A small people’s great chronicler

He was decorated by a superpower for its oil and remembered by his own people for its words. Both lives are kept alive today — above all by his family and his community.

1920the first poem ever written in Tat
5,000+Baku oil specialists he led to the “Second Baku”
1943Order of Lenin, for wartime oil
85years of a double life

Dates and figures are drawn from Russian Wikipedia, the Jewish encyclopedias and community archives; the most celebratory wartime numbers come from community sources.

Memory

Honours

1940

Order of the Red Banner of Labour

1943

Order of Lenin

For organizing wartime oil production

Order “Badge of Honour”

Honoured Oil Worker of the USSR

Medal “For the Defence of the Caucasus”

Deputy of the Supreme Soviet of the Azerbaijan SSR

He was also a member of the Central Committee of the Communist Party of Azerbaijan and a personal pensioner of union significance.

Moscow · Baku · Jerusalem

The books he left

In his last years Agarunov returned to the pen. «Oil and Victory» (Baku, 1991) told the story of Baku’s oil workers in the war; his memoir of his people, «The Great Destiny of a Small People» (Moscow, 1995), appeared after his death and is held by the National Library of Israel.
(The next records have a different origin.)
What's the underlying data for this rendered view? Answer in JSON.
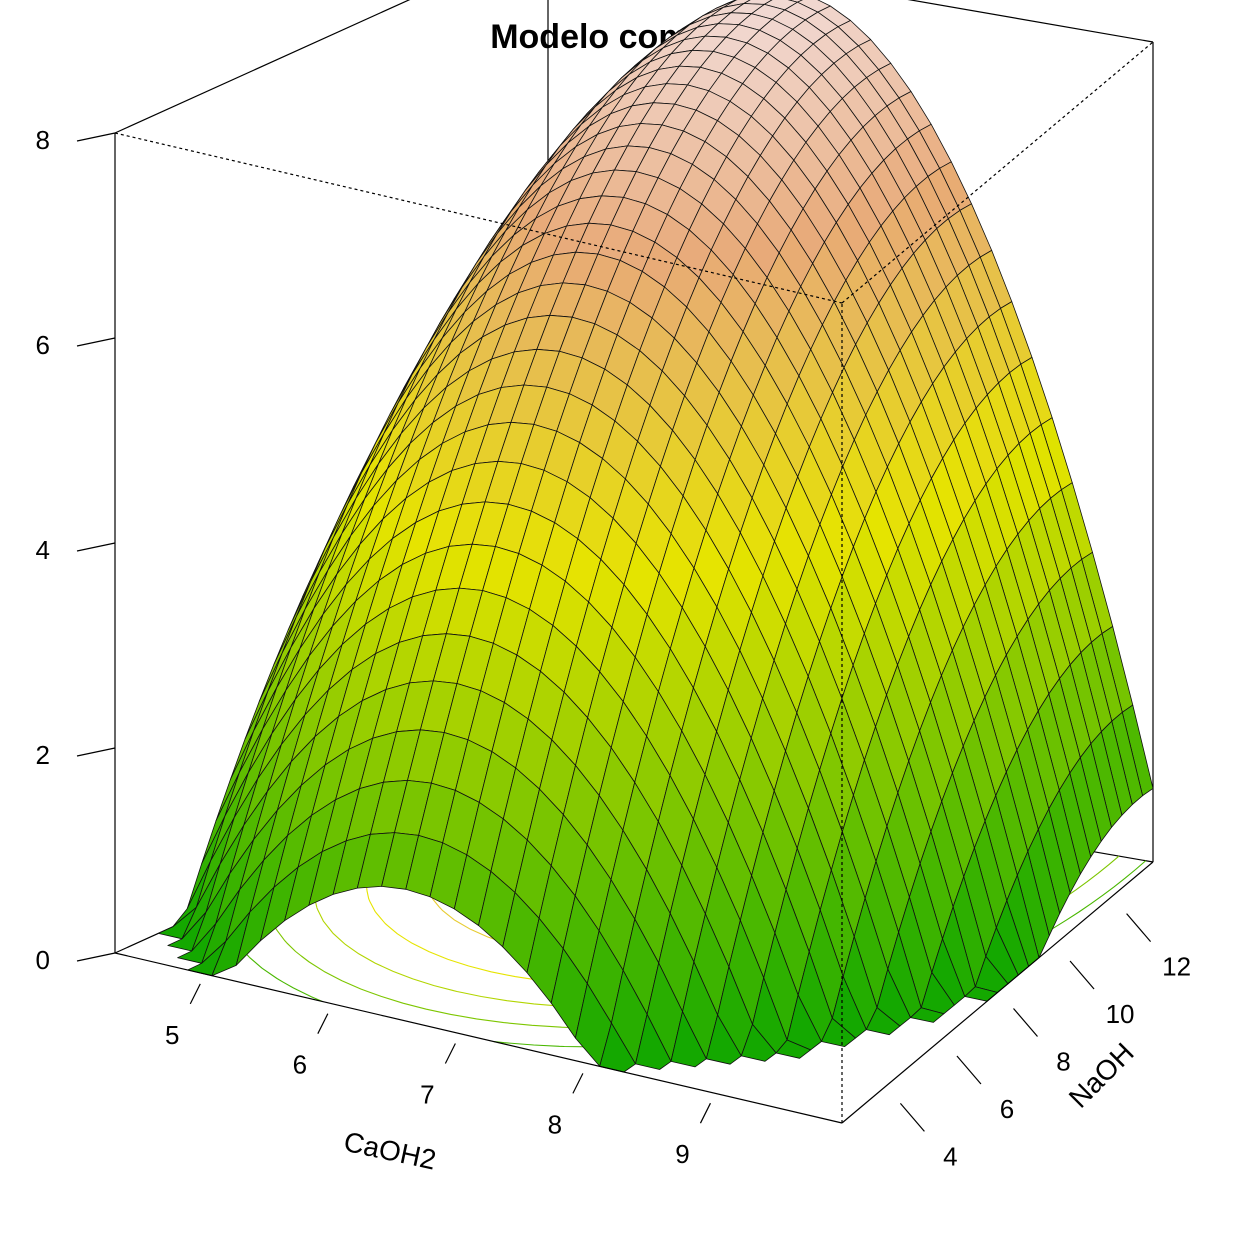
{
  "chart_data": {
    "type": "surface3d",
    "title": "Modelo completo",
    "xlabel": "CaOH2",
    "ylabel": "NaOH",
    "zlabel": "",
    "xlim": [
      4.3,
      10
    ],
    "ylim": [
      2.5,
      13.5
    ],
    "zlim": [
      0,
      8
    ],
    "x_ticks": [
      5,
      6,
      7,
      8,
      9
    ],
    "y_ticks": [
      4,
      6,
      8,
      10,
      12
    ],
    "z_ticks": [
      0,
      2,
      4,
      6,
      8
    ],
    "grid_n": 30,
    "surface_model": "z = 7.9 - 0.62*(x - 6.6)^2 - 0.06*(y - 13)^2",
    "surface_params": {
      "zmax": 7.9,
      "x_center": 6.6,
      "x_curv": 0.62,
      "y_center": 13,
      "y_curv": 0.06
    },
    "contour_levels": [
      1,
      2,
      3,
      4,
      5,
      6,
      7
    ],
    "palette": {
      "low": "#14a800",
      "mid": "#e6e400",
      "high": "#f2dcd9"
    }
  }
}
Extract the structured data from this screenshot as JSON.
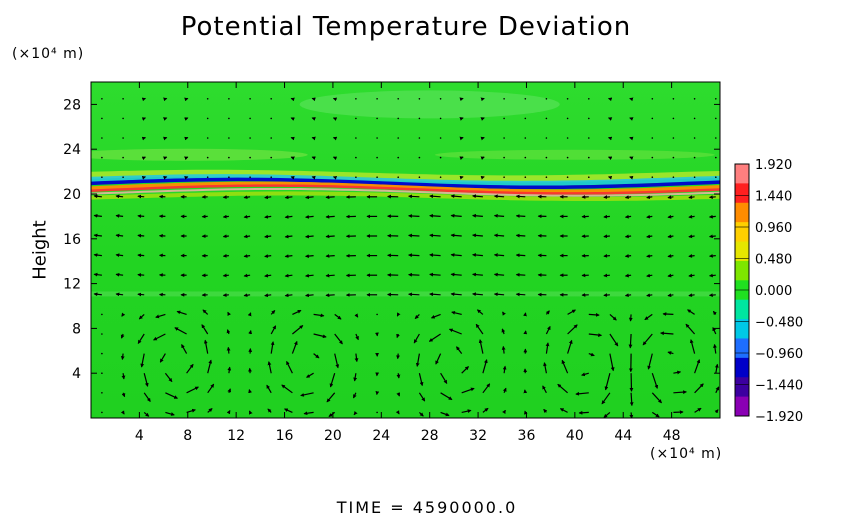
{
  "title": "Potential Temperature Deviation",
  "y_unit": "(×10⁴ m)",
  "x_unit": "(×10⁴ m)",
  "ylabel": "Height",
  "time_text": "TIME  =  4590000.0",
  "chart_data": {
    "type": "heatmap",
    "title": "Potential Temperature Deviation",
    "xlabel": "",
    "ylabel": "Height",
    "x_unit": "×10⁴ m",
    "y_unit": "×10⁴ m",
    "xlim": [
      0,
      52
    ],
    "ylim": [
      0,
      30
    ],
    "x_ticks": [
      4,
      8,
      12,
      16,
      20,
      24,
      28,
      32,
      36,
      40,
      44,
      48
    ],
    "x_tick_labels": [
      "4",
      "8",
      "12",
      "16",
      "20",
      "24",
      "28",
      "32",
      "36",
      "40",
      "44",
      "48"
    ],
    "y_ticks": [
      4,
      8,
      12,
      16,
      20,
      24,
      28
    ],
    "y_tick_labels": [
      "4",
      "8",
      "12",
      "16",
      "20",
      "24",
      "28"
    ],
    "colorbar": {
      "vmin": -1.92,
      "vmax": 1.92,
      "labels": [
        "1.920",
        "1.440",
        "0.960",
        "0.480",
        "0.000",
        "−0.480",
        "−0.960",
        "−1.440",
        "−1.920"
      ],
      "values": [
        1.92,
        1.44,
        0.96,
        0.48,
        0.0,
        -0.48,
        -0.96,
        -1.44,
        -1.92
      ],
      "colors": [
        "#ff7f7f",
        "#ff2020",
        "#ff8c00",
        "#ffd000",
        "#e6e600",
        "#7ee600",
        "#20e020",
        "#00e6a0",
        "#00c8e6",
        "#1e6eff",
        "#0000c8",
        "#3c00a0",
        "#8a00b4"
      ]
    },
    "background_value": 0.0,
    "features": [
      {
        "name": "upper inversion layer",
        "y_center": 20.7,
        "value_range": [
          -1.92,
          1.92
        ]
      }
    ],
    "vector_field": {
      "description_of_quantity": "wind vectors",
      "vortex_centers_x": [
        7,
        18,
        30,
        41,
        48
      ],
      "vortex_y_range": [
        0,
        11
      ]
    }
  }
}
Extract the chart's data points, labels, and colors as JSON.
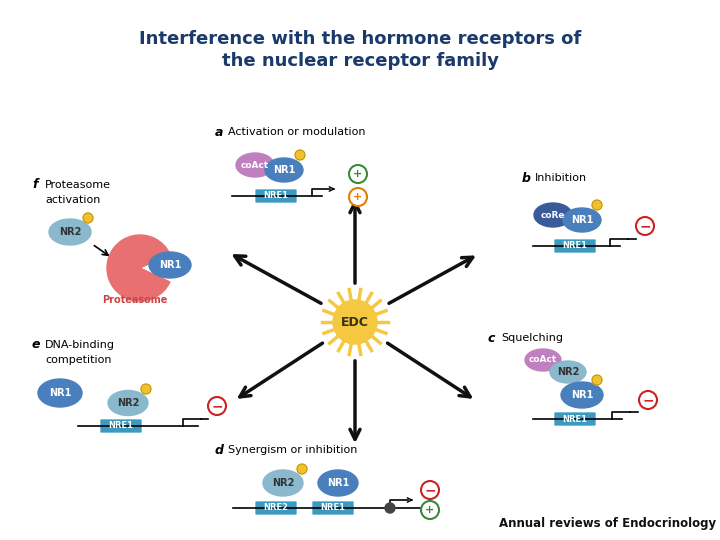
{
  "title_line1": "Interference with the hormone receptors of",
  "title_line2": "the nuclear receptor family",
  "title_color": "#1a3a6b",
  "footer": "Annual reviews of Endocrinology",
  "bg_color": "#ffffff",
  "edc_color": "#f5c842",
  "edc_text": "EDC",
  "nr1_color": "#4a7fbd",
  "nr2_color": "#8ab8cc",
  "coact_color": "#c080c0",
  "core_color": "#3a5a9a",
  "nre1_color": "#3a9abf",
  "nre2_color": "#3a9abf",
  "proteasome_color": "#e87070",
  "yellow_dot": "#f0c030",
  "plus_green": "#3a8a3a",
  "plus_orange": "#e08000",
  "minus_color": "#cc2222",
  "arrow_color": "#111111"
}
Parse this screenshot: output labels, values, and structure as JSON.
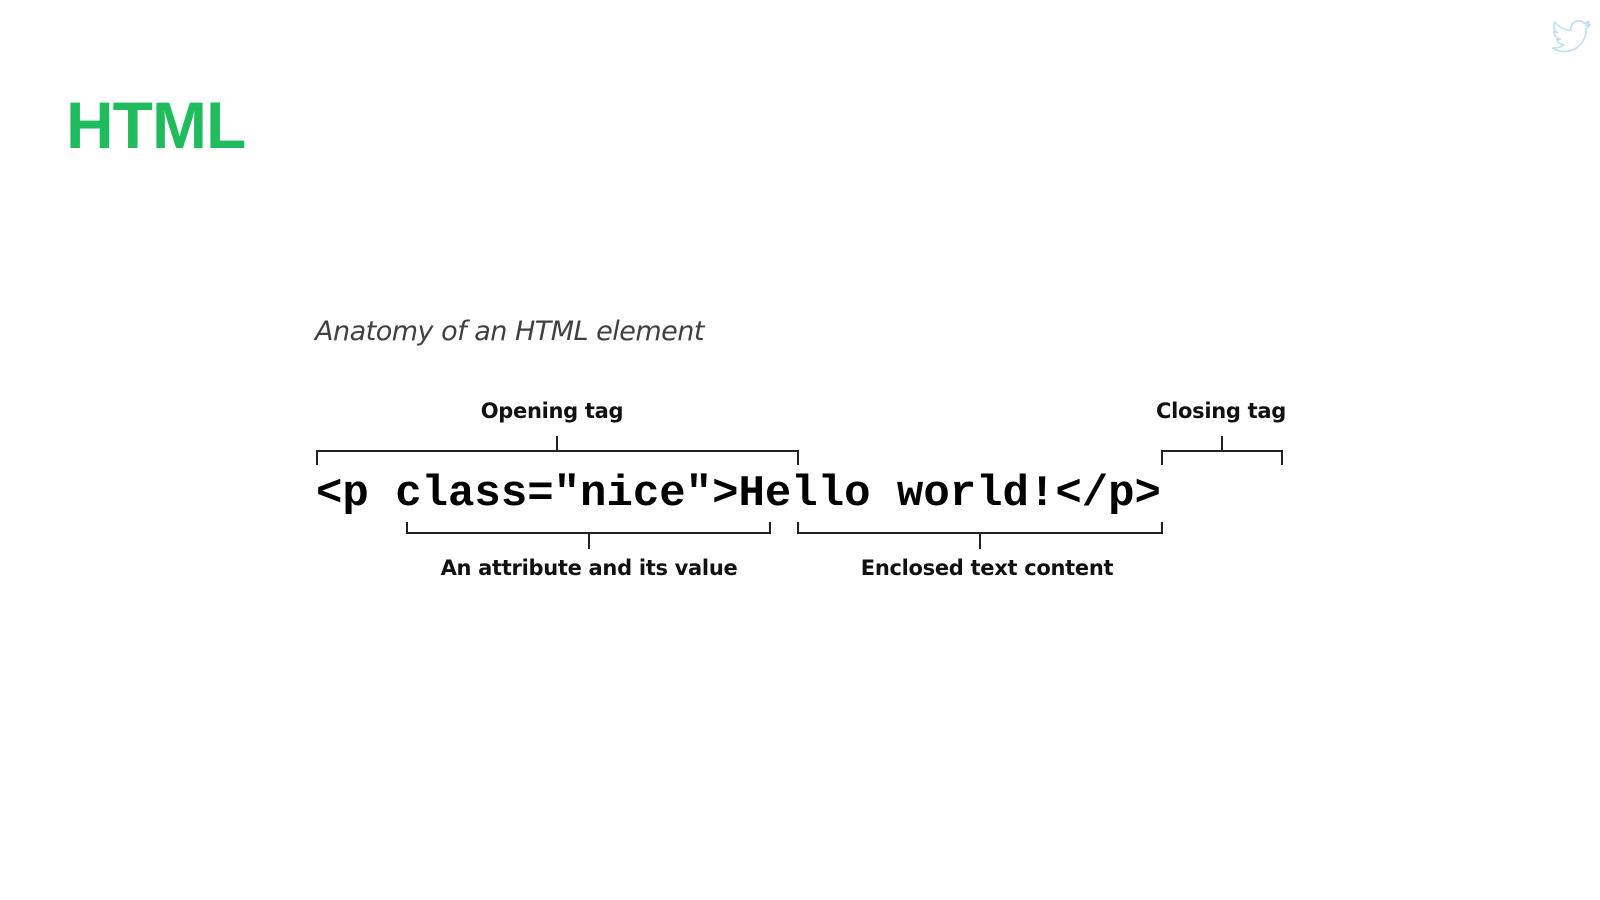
{
  "slide": {
    "title": "HTML",
    "accent_color": "#1fbb5c",
    "corner_icon": "twitter-bird-icon",
    "corner_icon_color": "#bfe0f3"
  },
  "figure": {
    "caption": "Anatomy of an HTML element",
    "code": {
      "opening_tag_start": "<p ",
      "attribute": "class=\"nice\"",
      "opening_tag_end": ">",
      "content": "Hello world!",
      "closing_tag": "</p>"
    },
    "labels": {
      "opening_tag": "Opening tag",
      "closing_tag": "Closing tag",
      "attribute": "An attribute and its value",
      "content": "Enclosed text content"
    }
  }
}
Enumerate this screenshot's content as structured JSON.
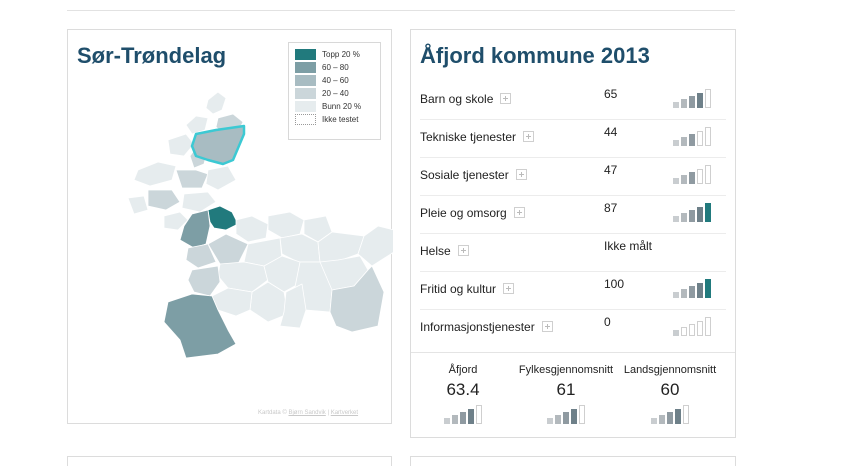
{
  "map_panel": {
    "title": "Sør-Trøndelag",
    "legend": [
      {
        "label": "Topp 20 %",
        "color": "#217a7d"
      },
      {
        "label": "60 – 80",
        "color": "#7d9ea5"
      },
      {
        "label": "40 – 60",
        "color": "#a8bcc2"
      },
      {
        "label": "20 – 40",
        "color": "#cbd6da"
      },
      {
        "label": "Bunn 20 %",
        "color": "#e6ecee"
      },
      {
        "label": "Ikke testet",
        "color": "#ffffff"
      }
    ],
    "selected_highlight_color": "#3cc9d3",
    "credit": {
      "prefix": "Kartdata ©",
      "link1": "Bjørn Sandvik",
      "separator": "|",
      "link2": "Kartverket"
    }
  },
  "stats_panel": {
    "title": "Åfjord kommune 2013",
    "rows": [
      {
        "label": "Barn og skole",
        "value": "65",
        "level": 4
      },
      {
        "label": "Tekniske tjenester",
        "value": "44",
        "level": 3
      },
      {
        "label": "Sosiale tjenester",
        "value": "47",
        "level": 3
      },
      {
        "label": "Pleie og omsorg",
        "value": "87",
        "level": 5
      },
      {
        "label": "Helse",
        "value": "Ikke målt",
        "level": 0
      },
      {
        "label": "Fritid og kultur",
        "value": "100",
        "level": 5
      },
      {
        "label": "Informasjonstjenester",
        "value": "0",
        "level": 1
      }
    ],
    "summary": [
      {
        "name": "Åfjord",
        "value": "63.4",
        "level": 4
      },
      {
        "name": "Fylkesgjennomsnitt",
        "value": "61",
        "level": 4
      },
      {
        "name": "Landsgjennomsnitt",
        "value": "60",
        "level": 4
      }
    ]
  },
  "bar_colors": {
    "active": [
      "#c9cdd0",
      "#b3b9bd",
      "#8f9aa1",
      "#6e8089",
      "#217a7d"
    ],
    "inactive_border": "#cfcfcf"
  }
}
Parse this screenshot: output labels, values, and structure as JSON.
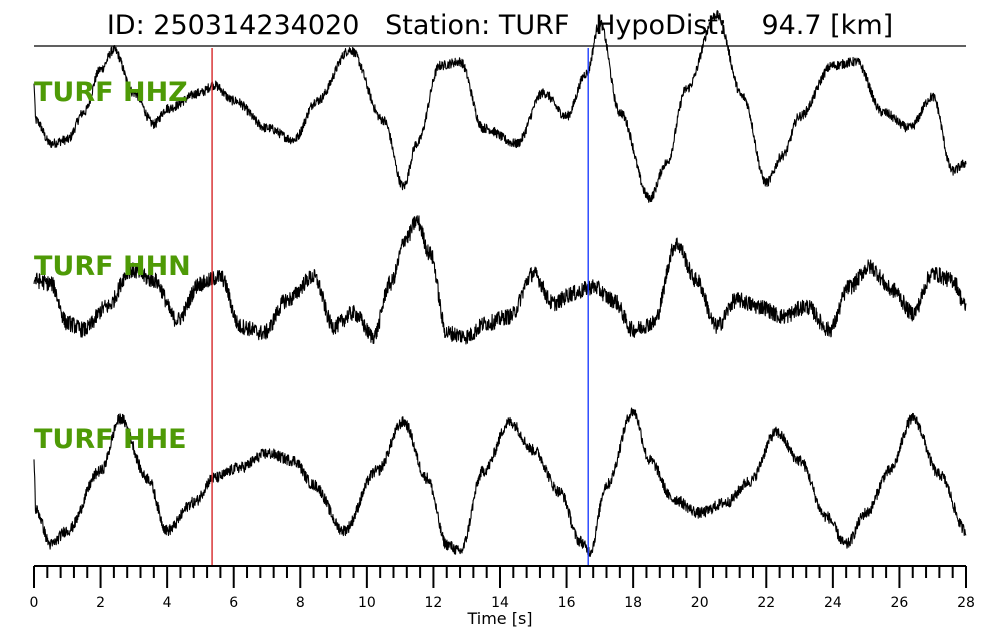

His Judeo-Tat dictionaries were completed and published by his son Mikhail.

Red Village · STMEGI

How he is remembered

His legacy was preserved, above all, by his son Mikhail Agarunov (1936–2023), a chemist and historian of the Mountain Jews who worked the family and state archives to republish his father’s books. Today the foundation STMEGI, which keeps the heritage of the Mountain Jews, hosts his memoir and his story — and the Red Village where he was born still stands as a living home of his people.

A small people, a great destiny
The great destiny of a small people. Yakov Agarunov

He helped fuel a war and outlived an empire, but the work he chose to close his life with was the smallest and the largest of all: to write down the history of a people few had ever counted. Oilman and poet, he gave that people both a future and a memory.